TEN  You’ll also notice a lot of foliage on the typical Chilean street. This is both a blessing and a curse (sort of). Not only is Santiago one of the most tree-happy cities I’ve ever had the pleasure to visit, but the variety of trees and plants is astonishing. I’ve mentioned before and I’ll say it again, in the summer, you can stroll down any street and make a meal of it, plucking a variety of fruits right from the trees. The curse bit I mentioned has to do with allergies which will kick in big time in September and October. Most people I know are affected – including yours truly, even though I have no allergies in the U.S.
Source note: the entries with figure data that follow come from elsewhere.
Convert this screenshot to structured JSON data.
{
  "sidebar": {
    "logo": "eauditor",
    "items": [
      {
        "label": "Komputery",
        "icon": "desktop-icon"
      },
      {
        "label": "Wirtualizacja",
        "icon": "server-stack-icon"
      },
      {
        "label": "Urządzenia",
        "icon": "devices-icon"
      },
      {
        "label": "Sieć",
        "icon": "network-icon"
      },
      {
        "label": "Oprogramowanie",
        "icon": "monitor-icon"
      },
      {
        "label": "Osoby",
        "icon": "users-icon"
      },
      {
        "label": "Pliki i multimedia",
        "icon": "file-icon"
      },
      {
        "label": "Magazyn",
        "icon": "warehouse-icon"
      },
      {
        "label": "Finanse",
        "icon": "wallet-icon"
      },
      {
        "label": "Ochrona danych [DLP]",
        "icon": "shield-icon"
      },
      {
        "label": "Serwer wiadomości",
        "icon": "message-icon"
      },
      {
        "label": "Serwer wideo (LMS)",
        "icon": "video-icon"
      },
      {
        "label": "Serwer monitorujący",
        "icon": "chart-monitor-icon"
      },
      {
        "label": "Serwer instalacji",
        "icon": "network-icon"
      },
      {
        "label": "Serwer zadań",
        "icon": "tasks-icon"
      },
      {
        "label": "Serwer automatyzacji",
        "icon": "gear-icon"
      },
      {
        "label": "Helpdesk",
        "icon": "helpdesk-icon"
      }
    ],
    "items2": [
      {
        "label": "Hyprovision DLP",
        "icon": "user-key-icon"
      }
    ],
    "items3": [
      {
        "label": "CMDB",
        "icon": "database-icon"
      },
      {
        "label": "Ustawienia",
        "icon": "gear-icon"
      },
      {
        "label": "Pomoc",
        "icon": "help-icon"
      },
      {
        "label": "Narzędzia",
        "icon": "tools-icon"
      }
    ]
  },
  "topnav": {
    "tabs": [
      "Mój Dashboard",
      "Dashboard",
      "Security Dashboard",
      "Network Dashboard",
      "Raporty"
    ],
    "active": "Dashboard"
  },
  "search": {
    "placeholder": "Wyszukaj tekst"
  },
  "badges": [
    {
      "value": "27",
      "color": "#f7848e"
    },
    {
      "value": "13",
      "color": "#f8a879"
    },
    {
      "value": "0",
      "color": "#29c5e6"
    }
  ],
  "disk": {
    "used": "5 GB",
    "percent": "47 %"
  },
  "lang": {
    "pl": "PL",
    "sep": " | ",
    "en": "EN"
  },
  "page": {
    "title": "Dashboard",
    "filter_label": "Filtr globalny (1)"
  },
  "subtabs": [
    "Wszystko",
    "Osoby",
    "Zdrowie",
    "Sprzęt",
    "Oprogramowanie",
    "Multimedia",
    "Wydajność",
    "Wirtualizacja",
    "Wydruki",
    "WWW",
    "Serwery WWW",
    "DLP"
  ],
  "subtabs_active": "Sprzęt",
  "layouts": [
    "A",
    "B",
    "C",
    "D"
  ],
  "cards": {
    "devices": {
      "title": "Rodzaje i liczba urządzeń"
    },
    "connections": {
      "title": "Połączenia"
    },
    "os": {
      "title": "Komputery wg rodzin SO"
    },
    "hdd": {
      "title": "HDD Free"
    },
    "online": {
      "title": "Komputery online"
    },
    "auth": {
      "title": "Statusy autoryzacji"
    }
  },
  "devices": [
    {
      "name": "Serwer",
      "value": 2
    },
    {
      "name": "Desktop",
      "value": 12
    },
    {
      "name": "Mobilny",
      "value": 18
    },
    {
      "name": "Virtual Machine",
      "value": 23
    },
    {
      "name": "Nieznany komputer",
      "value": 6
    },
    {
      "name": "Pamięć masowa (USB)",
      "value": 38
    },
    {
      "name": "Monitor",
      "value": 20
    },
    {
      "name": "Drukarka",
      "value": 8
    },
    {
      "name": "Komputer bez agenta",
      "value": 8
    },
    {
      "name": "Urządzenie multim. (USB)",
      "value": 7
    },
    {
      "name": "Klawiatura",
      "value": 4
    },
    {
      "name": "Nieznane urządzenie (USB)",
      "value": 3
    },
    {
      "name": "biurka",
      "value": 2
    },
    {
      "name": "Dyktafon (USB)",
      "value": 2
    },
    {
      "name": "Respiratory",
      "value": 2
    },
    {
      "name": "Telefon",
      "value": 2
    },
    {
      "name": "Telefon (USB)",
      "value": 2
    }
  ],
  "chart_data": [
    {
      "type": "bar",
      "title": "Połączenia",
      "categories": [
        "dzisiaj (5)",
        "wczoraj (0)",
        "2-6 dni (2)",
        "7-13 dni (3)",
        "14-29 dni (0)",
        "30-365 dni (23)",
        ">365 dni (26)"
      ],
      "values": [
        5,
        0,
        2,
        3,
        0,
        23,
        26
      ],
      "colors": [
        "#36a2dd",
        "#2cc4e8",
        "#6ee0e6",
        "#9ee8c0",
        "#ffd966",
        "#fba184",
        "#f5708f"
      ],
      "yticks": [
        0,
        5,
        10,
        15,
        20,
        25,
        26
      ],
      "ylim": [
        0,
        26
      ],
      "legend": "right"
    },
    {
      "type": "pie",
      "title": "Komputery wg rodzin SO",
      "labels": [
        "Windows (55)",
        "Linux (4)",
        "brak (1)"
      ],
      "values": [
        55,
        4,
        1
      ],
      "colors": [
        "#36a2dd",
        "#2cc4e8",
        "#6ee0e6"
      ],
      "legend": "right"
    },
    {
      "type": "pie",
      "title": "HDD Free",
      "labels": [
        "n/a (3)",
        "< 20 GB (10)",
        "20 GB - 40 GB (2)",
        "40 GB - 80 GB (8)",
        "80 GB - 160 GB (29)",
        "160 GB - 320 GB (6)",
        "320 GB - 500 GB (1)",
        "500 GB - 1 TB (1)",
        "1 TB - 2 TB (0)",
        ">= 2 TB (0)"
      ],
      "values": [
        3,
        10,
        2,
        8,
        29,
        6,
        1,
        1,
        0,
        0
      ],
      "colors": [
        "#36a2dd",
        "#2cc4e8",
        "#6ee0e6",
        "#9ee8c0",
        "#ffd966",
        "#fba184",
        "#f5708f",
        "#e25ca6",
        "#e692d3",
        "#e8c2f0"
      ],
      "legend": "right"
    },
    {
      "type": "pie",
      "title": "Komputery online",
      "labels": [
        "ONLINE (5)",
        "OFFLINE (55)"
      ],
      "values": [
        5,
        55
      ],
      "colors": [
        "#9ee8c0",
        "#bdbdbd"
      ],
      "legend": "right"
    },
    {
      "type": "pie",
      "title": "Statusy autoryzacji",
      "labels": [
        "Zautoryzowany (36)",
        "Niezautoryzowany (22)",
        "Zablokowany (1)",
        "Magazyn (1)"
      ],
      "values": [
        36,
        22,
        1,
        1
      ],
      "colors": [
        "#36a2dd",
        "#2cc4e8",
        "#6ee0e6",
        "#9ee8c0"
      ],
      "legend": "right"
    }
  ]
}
As I mentioned in #8 above, trees aren’t groomed to make way for street signage, or for sidewalk space, it turns out. Trying to walk down a Chilean sidewalk in the middle of summer can be compared to participating in a strange obstacle course – you duck to avoid smacking face-first into a tree branch, high jump to get over the colossal crack, and side step to avoid the dog crap. Hell, I don’t even have to work out here!

So, there you have it. You’ve literally just walked down the street with me. Fun, wasn’t it?


3 thoughts on “10 Things to Know about A Typical Chilean Street

  1. Hey, since this (housing and planning) is one of my passions, I thought I’d add a few comments. Hope you don’t mind!
    5. A friend told me elevators are required in buildings of six or more floors. Not sure about that, but anyway, kind of arbitrary.
    6. I’d actually consider Chile an example of successful housing policy. A lot is of pretty low quality, but there has been a LOT of progress in the last 27 years. Only about 0.5% of dwellings in greater Santiago are “informal”, by far the lowest in any Latin American city. Since the return of democracy, there has been a strong focus on “formalizing” and building more subsidized housing. I’d argue that they focused more on quantity than quality, but it goes hand in hand with the economic policies that have reduced poverty by ~75% but continue to keep salaries unpleasantly low for most people. The stigmatized “poblaciones” are somewhat less horrible than most working-class housing in the region. Most housing subsidies (look at the MINVU website and you’ll see a bunch) are focused on facilitating access to a first house, but more recently they have been opened up for renovations and improvements. Also, construction in Chile is quite regulated for anything beyond a sly extension. It has to be in such an earthquake-prone country. The “autoconstrucción” era ended much earlier in Chile than in Argentina or Mexico, to cite two examples.
    9. This seems to be a South American thing which is gradually being replaced (faster in some places than others).
    10. The cheapest, fastest-growing trees tend to produce allergies, e.g. the plátano oriental!
    Funny about the trees and sidewalks – for me, Santiago is still not as bad as Houston or New Orleans!
    Valle Lo Campino is one of the few parts of Santiago I’ve never been to – interesting to get a tour!


    1. Thanks for your insights, Eddie, especially regarding social housing. I would agree with you that Chile is pretty advanced, in comparison to other South American countries. Thanks for reading and sharing your knowledge. I always love multiple viewpoints.